Komasa Sen is a sex worker. She leads a band of fellow sex workers — Roku, Mino, Ofuku, and Machiko — who stick together and protect one another from the American GIs and the Yakuza. They are squatters in a bombed-out building that secures them from the outside world.
Maya walks the streets, shell-shocked and desperate. She begs Sen, who offers Maya a job. Sen gives Maya the rundown on sex work and lays out the one cardinal rule: never give it to a guy for free.
Ofuku breaks the rule. The women strip her, tie her up, flog her, and leave her bound to a boat in the barge. If she lives, she can’t come back to them.
Ibuki is a former soldier wounded in a fight with an American GI. He knifed the GI, sending the military police after him. On the run, he finds refuge in the women’s den. They reluctantly let him stay until he heals up.
Ibuki charms the women, but Maya sees more than a sexual partner. She sees a way out.
Hit bottom, suffer the hard times, and rebuild from scratch. That's the only route to a new life.
The backstreets in this movie are sometimes convincing. Other times, the world is just a stage play. Flat buildings cut into three walls, with the fourth wall open to the camera. Painted skies and studio lighting pull you out of the desolation and into the subjective.
In one scene, a spotlight shines on Sen as she entertains a john.
Each woman wears a color — Sen in red, Roku in yellow, Mino in purple, and Maya in green. Machiko wears a black traditional kimono — a symbol of the lost geisha culture.
In scenes that enter the women’s internal dialogue, the world will glow their respective colors, further highlighting the subjectivity of the moment.
Precise lighting keeps the movie from being more exploitative than it is.
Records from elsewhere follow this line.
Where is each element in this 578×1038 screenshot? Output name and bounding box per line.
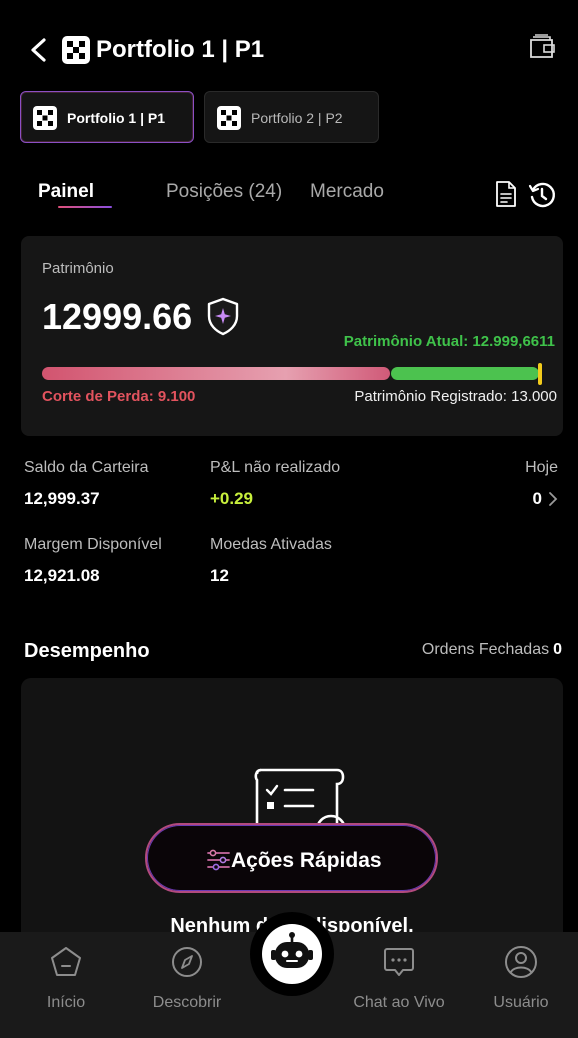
unrealized-pnl-value: +0.29 [210, 489, 254, 508]
today-value: 0 [532, 489, 542, 508]
loss-range-bar [42, 367, 390, 380]
equity-label: Patrimônio [42, 260, 114, 277]
portfolio-logo-icon [33, 106, 57, 130]
unrealized-pnl-stat: P&L não realizado +0.29 [210, 458, 340, 510]
document-icon[interactable] [494, 180, 518, 208]
robot-icon [271, 932, 313, 968]
performance-title: Desempenho [24, 640, 150, 662]
chevron-left-icon[interactable] [26, 36, 52, 64]
nav-item-live-chat[interactable]: Chat ao Vivo [344, 932, 454, 1038]
active-coins-stat: Moedas Ativadas 12 [210, 535, 332, 587]
unrealized-pnl-label: P&L não realizado [210, 459, 341, 476]
active-coins-label: Moedas Ativadas [210, 536, 332, 553]
portfolio-tab-2[interactable]: Portfolio 2 | P2 [204, 91, 379, 143]
shield-icon[interactable] [205, 296, 241, 336]
closed-orders-label: Ordens Fechadas [421, 641, 550, 658]
quick-actions-label: Ações Rápidas [231, 849, 382, 872]
available-margin-stat: Margem Disponível 12,921.08 [24, 535, 162, 587]
profit-range-bar [391, 367, 539, 380]
nav-label: Início [46, 994, 86, 1011]
today-stat[interactable]: Hoje 0 [525, 458, 558, 510]
tab-mercado[interactable]: Mercado [310, 180, 384, 204]
portfolio-tab-label: Portfolio 2 | P2 [251, 110, 343, 126]
wallet-icon[interactable] [528, 34, 556, 60]
wallet-balance-label: Saldo da Carteira [24, 459, 149, 476]
compass-icon [172, 947, 202, 977]
portfolio-tab-label: Portfolio 1 | P1 [67, 110, 166, 126]
history-icon[interactable] [528, 181, 556, 209]
available-margin-label: Margem Disponível [24, 536, 162, 553]
registered-equity-marker [538, 363, 542, 385]
nav-label: Usuário [493, 994, 549, 1011]
chat-icon [384, 948, 414, 976]
current-equity-label: Patrimônio Atual: 12.999,6611 [343, 333, 555, 350]
equity-card: Patrimônio 12999.66 Patrimônio Atual: 12… [21, 236, 563, 436]
nav-item-discover[interactable]: Descobrir [132, 932, 242, 1038]
section-tabs: Painel Posições (24) Mercado [0, 178, 578, 214]
ai-assistant-button[interactable] [250, 912, 334, 996]
equity-value: 12999.66 [42, 296, 193, 337]
available-margin-value: 12,921.08 [24, 566, 100, 585]
user-icon [505, 946, 537, 978]
closed-orders: Ordens Fechadas 0 [422, 640, 562, 660]
ai-assistant-button-face [262, 924, 322, 984]
chevron-right-icon [549, 492, 558, 506]
active-coins-value: 12 [210, 566, 229, 585]
quick-actions-button[interactable]: Ações Rápidas [145, 823, 438, 893]
portfolio-logo-icon [217, 106, 241, 130]
wallet-balance-value: 12,999.37 [24, 489, 100, 508]
portfolio-logo-icon [62, 36, 90, 64]
cut-loss-label: Corte de Perda: 9.100 [42, 388, 196, 405]
nav-label: Chat ao Vivo [353, 994, 445, 1011]
today-label: Hoje [525, 459, 558, 476]
portfolio-tab-1[interactable]: Portfolio 1 | P1 [20, 91, 194, 143]
tab-posicoes[interactable]: Posições (24) [166, 180, 282, 204]
home-icon [51, 947, 81, 976]
registered-equity-label: Patrimônio Registrado: 13.000 [354, 388, 557, 405]
nav-item-home[interactable]: Início [11, 932, 121, 1038]
app-header: Portfolio 1 | P1 [0, 28, 578, 72]
nav-label: Descobrir [152, 994, 222, 1011]
wallet-balance-stat: Saldo da Carteira 12,999.37 [24, 458, 149, 510]
sliders-icon [207, 849, 230, 871]
tab-painel[interactable]: Painel [38, 180, 94, 204]
page-title: Portfolio 1 | P1 [96, 36, 265, 63]
nav-item-user[interactable]: Usuário [466, 932, 576, 1038]
active-tab-indicator [58, 206, 112, 208]
closed-orders-value: 0 [553, 641, 562, 658]
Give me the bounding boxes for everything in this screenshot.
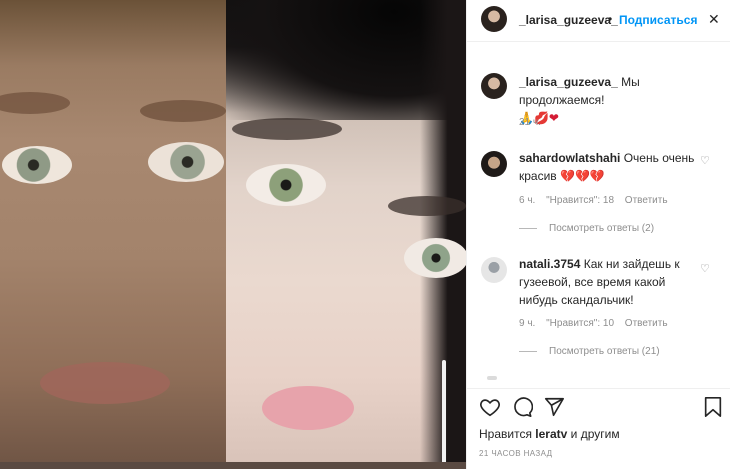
photo-left-brow-right: [140, 100, 226, 122]
photo-right-brow-left: [232, 118, 342, 140]
caption-avatar[interactable]: [481, 73, 507, 99]
view-replies[interactable]: Посмотреть ответы (21): [519, 346, 660, 357]
likes-summary: Нравится leratv и другим: [479, 427, 620, 441]
caption-text: _larisa_guzeeva_ Мы продолжаемся! 🙏💋❤: [519, 73, 719, 127]
likes-user[interactable]: leratv: [535, 427, 567, 441]
close-icon[interactable]: ✕: [708, 11, 720, 28]
photo-right-lips: [262, 386, 354, 430]
photo-bottom-strip: [0, 462, 466, 469]
comment-text: natali.3754 Как ни зайдешь к гузеевой, в…: [519, 255, 697, 309]
comments-list[interactable]: _larisa_guzeeva_ Мы продолжаемся! 🙏💋❤ 21…: [467, 43, 730, 383]
comment-time: 6 ч.: [519, 195, 536, 206]
photo-left-lips: [40, 362, 170, 404]
comment-avatar[interactable]: [481, 257, 507, 283]
comment-meta: 9 ч. "Нравится": 10 Ответить: [519, 318, 676, 329]
photo-left-eye-left: [2, 146, 72, 184]
photo-right-eye-left: [246, 164, 326, 206]
comment-likes[interactable]: "Нравится": 18: [546, 195, 614, 206]
post-timestamp[interactable]: 21 ЧАСОВ НАЗАД: [479, 449, 552, 458]
bookmark-icon[interactable]: [703, 396, 723, 421]
likes-prefix: Нравится: [479, 427, 532, 441]
view-replies-label[interactable]: Посмотреть ответы (21): [549, 346, 660, 357]
post-photo[interactable]: [0, 0, 466, 469]
comment-meta: 6 ч. "Нравится": 18 Ответить: [519, 195, 676, 206]
header-username[interactable]: _larisa_guzeeva_: [519, 13, 618, 27]
follow-button[interactable]: Подписаться: [619, 13, 697, 27]
avatar[interactable]: [481, 6, 507, 32]
comment-emoji: 💔💔💔: [560, 169, 605, 183]
post-actions: Нравится leratv и другим 21 ЧАСОВ НАЗАД: [467, 388, 730, 469]
comment-avatar[interactable]: [481, 151, 507, 177]
replies-divider: [519, 227, 537, 229]
comment-like-icon[interactable]: ♡: [700, 262, 710, 275]
photo-left-eye-right: [148, 142, 224, 182]
share-icon[interactable]: [543, 396, 565, 421]
view-replies-label[interactable]: Посмотреть ответы (2): [549, 223, 654, 234]
likes-suffix[interactable]: и другим: [571, 427, 620, 441]
view-replies[interactable]: Посмотреть ответы (2): [519, 223, 654, 234]
caption-time: 21 ч.: [519, 117, 541, 128]
photo-earphone-cable: [442, 360, 446, 469]
loading-indicator: [487, 376, 497, 380]
comment-icon[interactable]: [511, 396, 534, 421]
caption-username[interactable]: _larisa_guzeeva_: [519, 75, 618, 89]
comment-text: sahardowlatshahi Очень очень красив 💔💔💔: [519, 149, 697, 185]
comment-reply-button[interactable]: Ответить: [625, 318, 668, 329]
photo-right-brow-right: [388, 196, 466, 216]
comment-like-icon[interactable]: ♡: [700, 154, 710, 167]
comment-likes[interactable]: "Нравится": 10: [546, 318, 614, 329]
header-separator: •: [608, 12, 613, 26]
heart-icon[interactable]: [479, 396, 501, 421]
replies-divider: [519, 350, 537, 352]
comment-time: 9 ч.: [519, 318, 536, 329]
comment-username[interactable]: natali.3754: [519, 257, 580, 271]
photo-right-eye-right: [404, 238, 466, 278]
post-header: _larisa_guzeeva_ • Подписаться ✕: [467, 0, 730, 42]
comment-reply-button[interactable]: Ответить: [625, 195, 668, 206]
post-side-panel: _larisa_guzeeva_ • Подписаться ✕ _larisa…: [466, 0, 730, 469]
comment-username[interactable]: sahardowlatshahi: [519, 151, 620, 165]
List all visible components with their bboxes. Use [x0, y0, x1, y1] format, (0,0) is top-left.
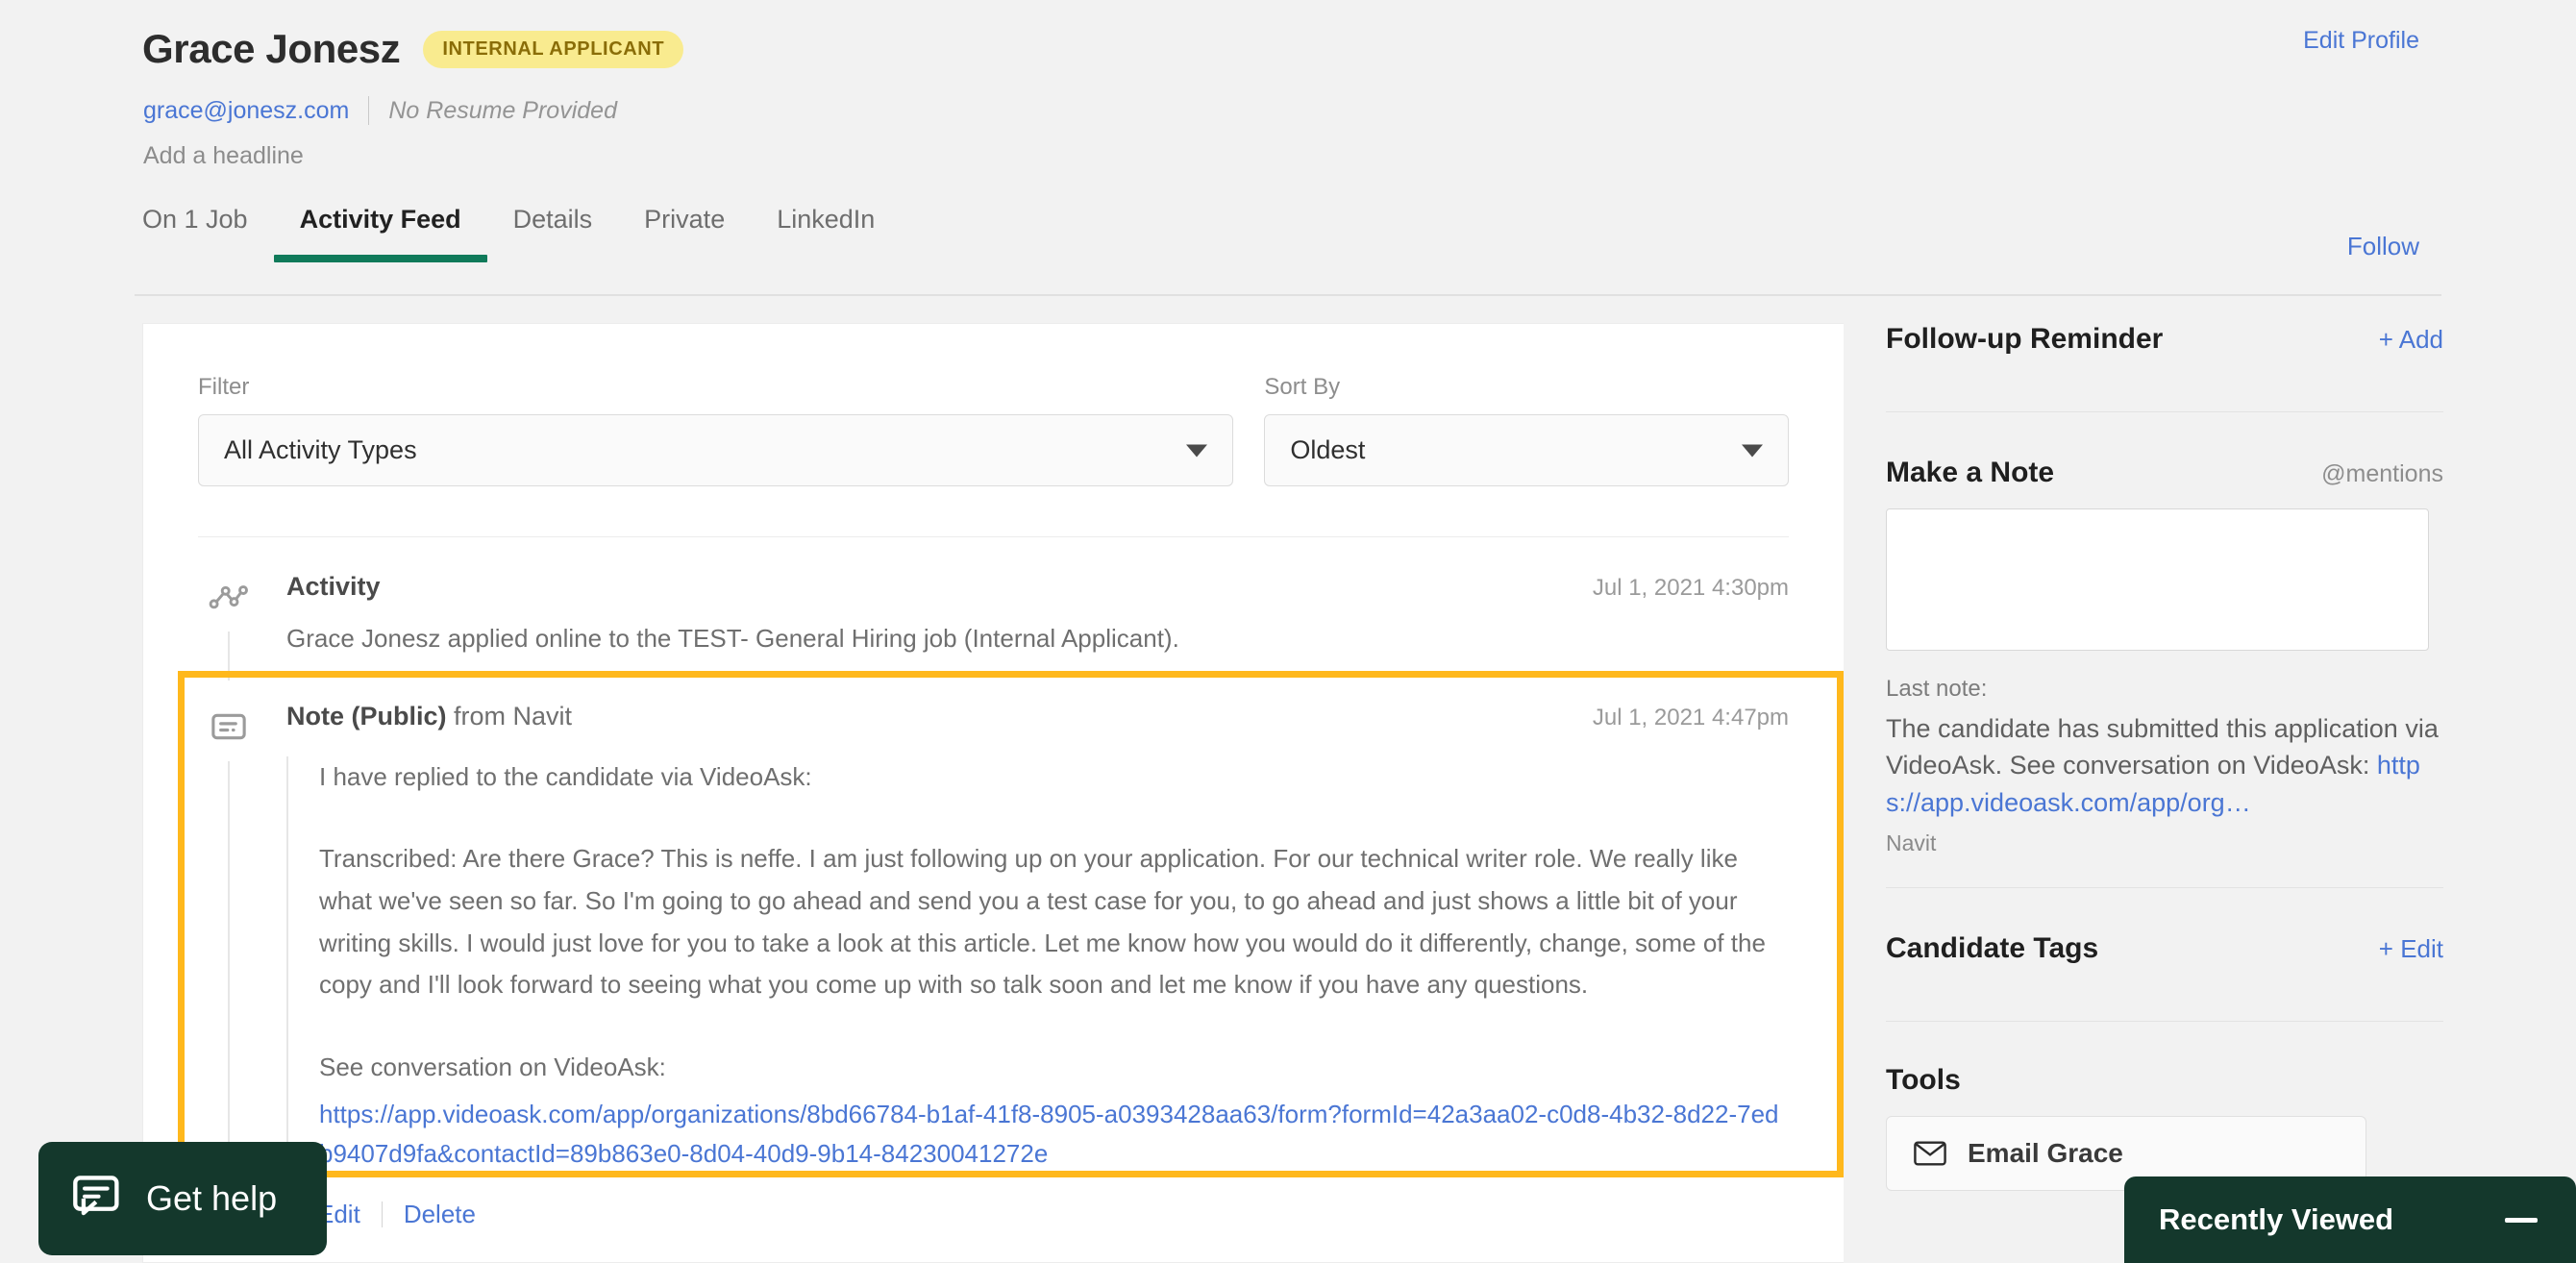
sidebar-divider — [1886, 1020, 2443, 1022]
recently-viewed-label: Recently Viewed — [2159, 1202, 2394, 1236]
followup-add-link[interactable]: + Add — [2379, 325, 2443, 355]
candidate-tags-title: Candidate Tags — [1886, 931, 2099, 964]
sort-label: Sort By — [1264, 374, 1341, 400]
note-action-divider — [381, 1201, 383, 1227]
tools-title: Tools — [1886, 1063, 1961, 1096]
note-paragraph-3: See conversation on VideoAsk: — [319, 1052, 666, 1082]
feed-icon-column — [198, 572, 286, 681]
follow-link[interactable]: Follow — [2347, 232, 2419, 261]
note-actions: Edit Delete — [286, 1200, 1789, 1229]
get-help-button[interactable]: Get help — [38, 1142, 327, 1255]
activity-graph-icon — [209, 585, 248, 609]
candidate-tags-section: Candidate Tags + Edit — [1886, 932, 2443, 1022]
followup-reminder-section: Follow-up Reminder + Add — [1886, 323, 2443, 412]
profile-sidebar: Follow-up Reminder + Add Make a Note @me… — [1886, 323, 2443, 1191]
minimize-icon[interactable] — [2505, 1217, 2538, 1223]
note-card-icon — [211, 713, 246, 739]
candidate-tags-edit-link[interactable]: + Edit — [2379, 934, 2443, 964]
candidate-meta-row: grace@jonesz.com No Resume Provided — [143, 96, 617, 125]
candidate-name-row: Grace Jonesz INTERNAL APPLICANT — [142, 26, 684, 71]
last-note-author: Navit — [1886, 830, 1937, 855]
candidate-profile-page: Grace Jonesz INTERNAL APPLICANT grace@jo… — [0, 0, 2576, 1263]
feed-item-body: Activity Jul 1, 2021 4:30pm Grace Jonesz… — [286, 572, 1789, 657]
tab-private[interactable]: Private — [618, 205, 751, 260]
note-paragraph-2: Transcribed: Are there Grace? This is ne… — [319, 844, 1766, 1000]
feed-item-body: Note (Public) from Navit Jul 1, 2021 4:4… — [286, 702, 1789, 1229]
last-note-label: Last note: — [1886, 676, 1988, 702]
filter-group: Filter All Activity Types — [198, 374, 1234, 486]
activity-item-text: Grace Jonesz applied online to the TEST-… — [286, 624, 1179, 653]
followup-title: Follow-up Reminder — [1886, 323, 2164, 355]
feed-item-note: Note (Public) from Navit Jul 1, 2021 4:4… — [198, 657, 1789, 1239]
tools-section: Tools Email Grace — [1886, 1064, 2443, 1191]
feed-item-activity: Activity Jul 1, 2021 4:30pm Grace Jonesz… — [198, 537, 1789, 681]
activity-feed-list: Activity Jul 1, 2021 4:30pm Grace Jonesz… — [198, 537, 1789, 1239]
activity-item-title: Activity — [286, 572, 381, 601]
recently-viewed-panel[interactable]: Recently Viewed — [2124, 1176, 2576, 1263]
candidate-email-link[interactable]: grace@jonesz.com — [143, 97, 349, 125]
chevron-down-icon — [1742, 444, 1763, 457]
chevron-down-icon — [1186, 444, 1208, 457]
tab-activity-feed[interactable]: Activity Feed — [273, 205, 487, 262]
note-item-timestamp: Jul 1, 2021 4:47pm — [1592, 704, 1789, 731]
filter-select-value: All Activity Types — [224, 435, 417, 464]
meta-divider — [368, 96, 370, 125]
page-title: Grace Jonesz — [142, 26, 401, 71]
note-delete-link[interactable]: Delete — [404, 1200, 476, 1229]
sort-select[interactable]: Oldest — [1264, 414, 1789, 486]
tabs-underline — [135, 294, 2441, 296]
get-help-label: Get help — [146, 1178, 278, 1218]
status-badge: INTERNAL APPLICANT — [423, 30, 684, 68]
tab-details[interactable]: Details — [487, 205, 619, 260]
headline-placeholder[interactable]: Add a headline — [143, 142, 304, 170]
note-videoask-link[interactable]: https://app.videoask.com/app/organizatio… — [319, 1095, 1789, 1175]
activity-feed-card: Filter All Activity Types Sort By Oldest — [142, 323, 1844, 1263]
note-author-text: from Navit — [454, 701, 573, 731]
note-paragraph-1: I have replied to the candidate via Vide… — [319, 761, 812, 791]
sidebar-divider — [1886, 411, 2443, 412]
filter-select[interactable]: All Activity Types — [198, 414, 1234, 486]
note-body: I have replied to the candidate via Vide… — [286, 755, 1789, 1175]
feed-controls: Filter All Activity Types Sort By Oldest — [198, 374, 1789, 486]
note-textarea[interactable] — [1886, 508, 2429, 651]
filter-label: Filter — [198, 374, 250, 400]
note-item-title: Note (Public) from Navit — [286, 702, 572, 731]
last-note-text: The candidate has submitted this applica… — [1886, 710, 2443, 821]
make-note-section: Make a Note @mentions Last note: The can… — [1886, 457, 2443, 888]
note-title-text: Note (Public) — [286, 701, 447, 731]
chat-bubble-icon — [73, 1176, 119, 1216]
tab-on-1-job[interactable]: On 1 Job — [142, 205, 274, 260]
edit-profile-link[interactable]: Edit Profile — [2303, 27, 2419, 55]
sort-select-value: Oldest — [1290, 435, 1366, 464]
make-note-title: Make a Note — [1886, 457, 2055, 488]
sidebar-divider — [1886, 886, 2443, 888]
resume-status-text: No Resume Provided — [388, 96, 617, 124]
mentions-hint: @mentions — [2321, 460, 2443, 487]
email-candidate-label: Email Grace — [1968, 1137, 2123, 1168]
last-note-body: The candidate has submitted this applica… — [1886, 714, 2439, 780]
envelope-icon — [1914, 1141, 1946, 1166]
activity-item-timestamp: Jul 1, 2021 4:30pm — [1592, 575, 1789, 601]
tab-linkedin[interactable]: LinkedIn — [751, 205, 901, 260]
sort-group: Sort By Oldest — [1264, 374, 1789, 486]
And it is exploitative. Everyone shows some amount of skin throughout the film, including the fit Ibuki, who gets a shower butt scene.
The movie has an almost humorous tone. It’s never laugh-out-loud funny, but the peculiarities and character behaviors stand out against the bleak world they inhabit.
Elegantly blocked and composed, this movie is a visually striking potboiler with more on its mind than titillation.